Bu zorlu yolu bize nasılda kolaylaştırdılar, minnettarım. Hekimlerimiz ve hemşirelerimiz sonsuz umut kaynağı oldular. Öyle umutlar verdiler ki; tedaviye dair, yaşama dar, ülkenin bu güzel güzel insanlarla güzel yarınlara ereceğine dair. İş ancak böyle aşkla yapılır, dijital ortamdaki bilgileri bırakın her türlü detay ve bilgi, hem de yüzlerce çocuk hakkında onların hafızasında. Çocuklarımız kalplerine yazmışlar. Bora lahmacun sever, Ceren in glüten alerjisi var, Yiğit in dizisi başladı, Nazlı koyu Galatasaraylı, tüm detaylarda onlarda. . Her çocuk onlar için ayrı bir değer, hepsine gösterdikleri ihtimam eşit ve eşsiz. Duygusal zekalarını anlatmaya kelime yok, zira her bir çocuğun farklı bir karakteri, ilgi alanları, huyu ve dünyası olduğunu biliyor ve tüm yaklaşımlarını buna göre tasarlıyorlar. Onlardaki sabır, onlardaki özveri bana güç verdi, inanç verdi.

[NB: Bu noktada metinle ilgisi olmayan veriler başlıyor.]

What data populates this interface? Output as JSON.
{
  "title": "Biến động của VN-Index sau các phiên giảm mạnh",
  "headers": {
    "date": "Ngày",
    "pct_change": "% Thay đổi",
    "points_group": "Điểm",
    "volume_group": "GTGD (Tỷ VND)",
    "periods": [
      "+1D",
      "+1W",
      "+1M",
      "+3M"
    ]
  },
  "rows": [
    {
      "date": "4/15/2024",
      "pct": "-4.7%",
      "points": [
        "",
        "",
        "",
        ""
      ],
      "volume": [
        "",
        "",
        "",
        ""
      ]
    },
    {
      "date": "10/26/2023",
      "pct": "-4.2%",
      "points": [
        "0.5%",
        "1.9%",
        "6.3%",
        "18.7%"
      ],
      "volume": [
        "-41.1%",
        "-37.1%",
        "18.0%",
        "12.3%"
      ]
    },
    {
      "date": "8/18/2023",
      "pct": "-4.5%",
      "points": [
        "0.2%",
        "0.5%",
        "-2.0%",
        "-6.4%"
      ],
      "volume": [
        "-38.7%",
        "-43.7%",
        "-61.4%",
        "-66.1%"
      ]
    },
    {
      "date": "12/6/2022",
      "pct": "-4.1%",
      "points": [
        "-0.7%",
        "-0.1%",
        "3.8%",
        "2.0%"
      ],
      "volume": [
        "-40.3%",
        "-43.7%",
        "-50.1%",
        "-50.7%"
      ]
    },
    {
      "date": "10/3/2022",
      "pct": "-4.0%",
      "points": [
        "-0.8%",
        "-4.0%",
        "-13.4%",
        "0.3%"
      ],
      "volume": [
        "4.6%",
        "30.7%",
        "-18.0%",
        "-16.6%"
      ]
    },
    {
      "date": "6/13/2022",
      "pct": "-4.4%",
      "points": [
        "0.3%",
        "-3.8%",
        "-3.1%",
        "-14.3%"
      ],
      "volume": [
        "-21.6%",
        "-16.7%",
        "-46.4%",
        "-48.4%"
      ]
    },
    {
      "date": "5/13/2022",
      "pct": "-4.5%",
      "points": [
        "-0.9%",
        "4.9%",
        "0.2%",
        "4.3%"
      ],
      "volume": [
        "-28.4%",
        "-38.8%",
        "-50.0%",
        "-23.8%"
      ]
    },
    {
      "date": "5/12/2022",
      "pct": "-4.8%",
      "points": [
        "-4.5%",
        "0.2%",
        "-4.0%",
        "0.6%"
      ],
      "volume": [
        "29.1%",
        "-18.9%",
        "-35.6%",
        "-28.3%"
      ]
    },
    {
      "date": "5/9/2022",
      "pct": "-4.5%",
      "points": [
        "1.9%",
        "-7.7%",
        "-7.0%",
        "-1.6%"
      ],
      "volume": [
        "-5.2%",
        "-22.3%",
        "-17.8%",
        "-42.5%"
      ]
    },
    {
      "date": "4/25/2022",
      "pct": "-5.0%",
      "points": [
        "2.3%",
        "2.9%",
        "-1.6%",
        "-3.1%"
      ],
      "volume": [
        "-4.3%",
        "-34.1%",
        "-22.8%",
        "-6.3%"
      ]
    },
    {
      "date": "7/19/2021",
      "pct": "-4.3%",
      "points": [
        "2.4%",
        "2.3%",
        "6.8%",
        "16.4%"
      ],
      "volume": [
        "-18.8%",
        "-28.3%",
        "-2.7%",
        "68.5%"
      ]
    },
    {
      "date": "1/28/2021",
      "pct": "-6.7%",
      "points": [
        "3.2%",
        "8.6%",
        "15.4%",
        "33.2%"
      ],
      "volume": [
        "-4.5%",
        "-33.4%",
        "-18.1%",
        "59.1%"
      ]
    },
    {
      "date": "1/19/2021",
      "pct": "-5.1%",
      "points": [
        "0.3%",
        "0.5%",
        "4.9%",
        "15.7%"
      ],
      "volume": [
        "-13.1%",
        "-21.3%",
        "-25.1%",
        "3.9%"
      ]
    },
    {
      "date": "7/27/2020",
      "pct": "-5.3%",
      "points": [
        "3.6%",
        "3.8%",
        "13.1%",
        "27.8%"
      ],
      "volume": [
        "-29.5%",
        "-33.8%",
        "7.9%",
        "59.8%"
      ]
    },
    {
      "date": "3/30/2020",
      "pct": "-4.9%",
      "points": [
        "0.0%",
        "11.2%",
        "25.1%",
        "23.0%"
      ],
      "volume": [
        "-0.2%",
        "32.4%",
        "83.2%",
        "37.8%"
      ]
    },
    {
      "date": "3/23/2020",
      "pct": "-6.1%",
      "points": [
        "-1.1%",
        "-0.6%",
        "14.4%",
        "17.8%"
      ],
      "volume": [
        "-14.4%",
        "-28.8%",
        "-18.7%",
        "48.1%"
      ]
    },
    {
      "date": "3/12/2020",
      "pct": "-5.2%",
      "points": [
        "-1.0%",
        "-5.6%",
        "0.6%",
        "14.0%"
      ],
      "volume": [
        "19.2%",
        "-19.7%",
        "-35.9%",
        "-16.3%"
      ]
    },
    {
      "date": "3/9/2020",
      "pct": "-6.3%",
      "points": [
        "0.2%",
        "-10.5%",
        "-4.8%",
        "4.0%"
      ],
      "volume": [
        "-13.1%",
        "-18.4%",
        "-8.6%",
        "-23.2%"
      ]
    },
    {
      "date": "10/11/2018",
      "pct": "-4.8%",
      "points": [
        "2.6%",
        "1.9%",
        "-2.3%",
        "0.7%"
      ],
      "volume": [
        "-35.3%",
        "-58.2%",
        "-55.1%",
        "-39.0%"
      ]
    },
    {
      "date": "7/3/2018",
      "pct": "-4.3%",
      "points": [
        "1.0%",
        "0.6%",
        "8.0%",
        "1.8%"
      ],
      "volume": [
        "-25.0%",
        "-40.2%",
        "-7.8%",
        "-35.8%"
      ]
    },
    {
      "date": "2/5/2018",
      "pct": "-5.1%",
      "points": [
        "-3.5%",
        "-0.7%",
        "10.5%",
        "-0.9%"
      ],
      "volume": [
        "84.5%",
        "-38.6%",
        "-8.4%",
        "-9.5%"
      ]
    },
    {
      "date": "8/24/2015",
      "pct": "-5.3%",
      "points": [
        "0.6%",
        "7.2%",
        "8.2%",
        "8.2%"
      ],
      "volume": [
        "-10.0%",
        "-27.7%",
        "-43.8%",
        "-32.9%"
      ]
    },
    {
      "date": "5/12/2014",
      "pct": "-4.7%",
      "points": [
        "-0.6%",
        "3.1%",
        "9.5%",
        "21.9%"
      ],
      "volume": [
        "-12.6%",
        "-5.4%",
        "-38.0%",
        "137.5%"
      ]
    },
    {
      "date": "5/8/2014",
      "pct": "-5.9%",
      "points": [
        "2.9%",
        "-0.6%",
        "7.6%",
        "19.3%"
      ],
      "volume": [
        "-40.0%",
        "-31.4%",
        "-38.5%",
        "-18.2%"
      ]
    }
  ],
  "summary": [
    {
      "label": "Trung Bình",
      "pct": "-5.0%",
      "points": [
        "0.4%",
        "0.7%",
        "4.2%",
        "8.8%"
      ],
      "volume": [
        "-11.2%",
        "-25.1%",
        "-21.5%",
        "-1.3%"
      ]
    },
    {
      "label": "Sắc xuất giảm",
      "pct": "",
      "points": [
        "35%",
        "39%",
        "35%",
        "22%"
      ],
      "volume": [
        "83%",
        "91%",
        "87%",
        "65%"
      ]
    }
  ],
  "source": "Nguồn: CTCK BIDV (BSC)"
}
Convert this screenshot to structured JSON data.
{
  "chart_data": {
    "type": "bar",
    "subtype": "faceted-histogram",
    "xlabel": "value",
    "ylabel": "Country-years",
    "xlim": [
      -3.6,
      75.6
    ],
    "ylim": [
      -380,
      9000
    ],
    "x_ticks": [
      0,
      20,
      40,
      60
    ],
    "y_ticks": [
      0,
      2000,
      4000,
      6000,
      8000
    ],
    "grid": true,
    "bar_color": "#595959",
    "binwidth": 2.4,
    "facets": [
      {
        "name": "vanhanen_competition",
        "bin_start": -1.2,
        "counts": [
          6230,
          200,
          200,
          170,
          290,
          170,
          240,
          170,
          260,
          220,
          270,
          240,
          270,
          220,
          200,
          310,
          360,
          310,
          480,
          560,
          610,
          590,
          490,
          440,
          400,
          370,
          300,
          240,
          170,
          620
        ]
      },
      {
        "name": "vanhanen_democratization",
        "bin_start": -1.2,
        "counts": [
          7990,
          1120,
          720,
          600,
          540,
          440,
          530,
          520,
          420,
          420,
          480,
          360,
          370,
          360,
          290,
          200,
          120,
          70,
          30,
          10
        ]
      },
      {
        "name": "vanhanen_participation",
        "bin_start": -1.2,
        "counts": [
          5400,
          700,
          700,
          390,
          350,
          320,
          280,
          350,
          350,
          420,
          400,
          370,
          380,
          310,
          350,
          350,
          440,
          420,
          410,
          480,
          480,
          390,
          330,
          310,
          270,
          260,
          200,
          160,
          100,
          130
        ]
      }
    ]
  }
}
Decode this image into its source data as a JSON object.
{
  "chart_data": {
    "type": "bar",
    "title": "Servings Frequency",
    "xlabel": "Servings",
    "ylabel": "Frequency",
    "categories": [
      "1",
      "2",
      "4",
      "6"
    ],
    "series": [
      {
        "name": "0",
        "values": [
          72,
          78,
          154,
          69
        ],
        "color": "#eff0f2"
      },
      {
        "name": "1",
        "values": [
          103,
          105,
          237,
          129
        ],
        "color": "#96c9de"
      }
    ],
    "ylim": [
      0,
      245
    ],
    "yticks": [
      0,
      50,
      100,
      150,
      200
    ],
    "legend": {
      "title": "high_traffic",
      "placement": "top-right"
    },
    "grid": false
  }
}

‘’Bir insan benim çocuğumu neden benden fazla sevsin, düşünsün’’ diye düşündüğüm onlarca olay yaşadık. Mesela; kendine damar yolu açtı bir intern doktorumuz. Bir diğeri, ağlamıştı ; ‘’keşke benim şu güçlü damarlarım sende olsaydı’’ diye. Başhekimimiz, kaldırımda bizimle çay içip, tüm sorularımızı cevaplamıştı. Bora küfür ettiğinde, uzman hekimimiz; ‘’ e hak ettik ama bizde’’ demişti , bana mahcup olma fırsatı vermeden. Bora’nın ilaç alma odasında midesinin bulandığını bilen güzel insanlar. Ona ‘’Evet efendim, bugün ilacınızı nerede almak istersiniz?’’ der ve tercih ettiği odadaki doktara ‘’lütfen odayı boşaltır mısınız? Bora ilacını burada almak istiyor’’ der ve o da memnuniyetle odasını bırakır. İşlerini, çocukları ve bilimi çok seviyor ve aşkla yapıyorlar. Onlar orada olduğu için, biz güle oynaya gidiyoruz kemoterapi almaya ve o yüzden hastanemiz diyoruz oraya.
İşini seven, pırıl pırıl bir gençlik yetiştirmiş Hacettepe nin değerli hocaları. ‘’Allah ilimlerini ve bilimlerini artırsın’’ demiştim. Duyan hekim yolunu değiştirdi geldi; ‘’Ne güzel dua ettin, artık sırtımız yere gelmez dedi. Sizin sırtınız yere gelmesin, o kuvvetli sırtınıza yaslanıp güç alacak insanların size ihtiyacı var. Ben avazım çıktığı kadar yüksek sesle ; ‘’iyi ki varsınız’’ diyorum. Her telefonumuza bakıp, cevaplayan doktorlarımız iyi ki varsınız’’ demek istiyorum. Çözüm odaklılık deyince aklıma hep sekreterimiz Gülben Abla gelecek, her zoru kolay etti ve her seyi çözdü. ’iyi ki varsın’’ Ya Meliha, Filiz, Yasemin. Bizim biricik hemşire ablalarımız, çok kıymetlisiniz. ’iyi ki varsınız’’
Ve Türkiye’m, Hacettepe’m işini seven, ilimi ve bilimi yol edinmiş, işini yaparken iş odaklı değil insan odaklı olmayı ilke edinmiş, sevgi dolu bir kadro yetiştirdiğin için sağol. Uzun yolumuzu ve zorlu yolculuğumuzu kolaylaştıran Hacettepe çalışanları sizler işinizi sevdiğiniz için biz ayakta ve sağlıklıyız. Ben Hacettepe hematoloji’nin başhekiminden postasına kadar tüm ekibine yürekten sarılıp, teşekkür ederim, eksik olmayın.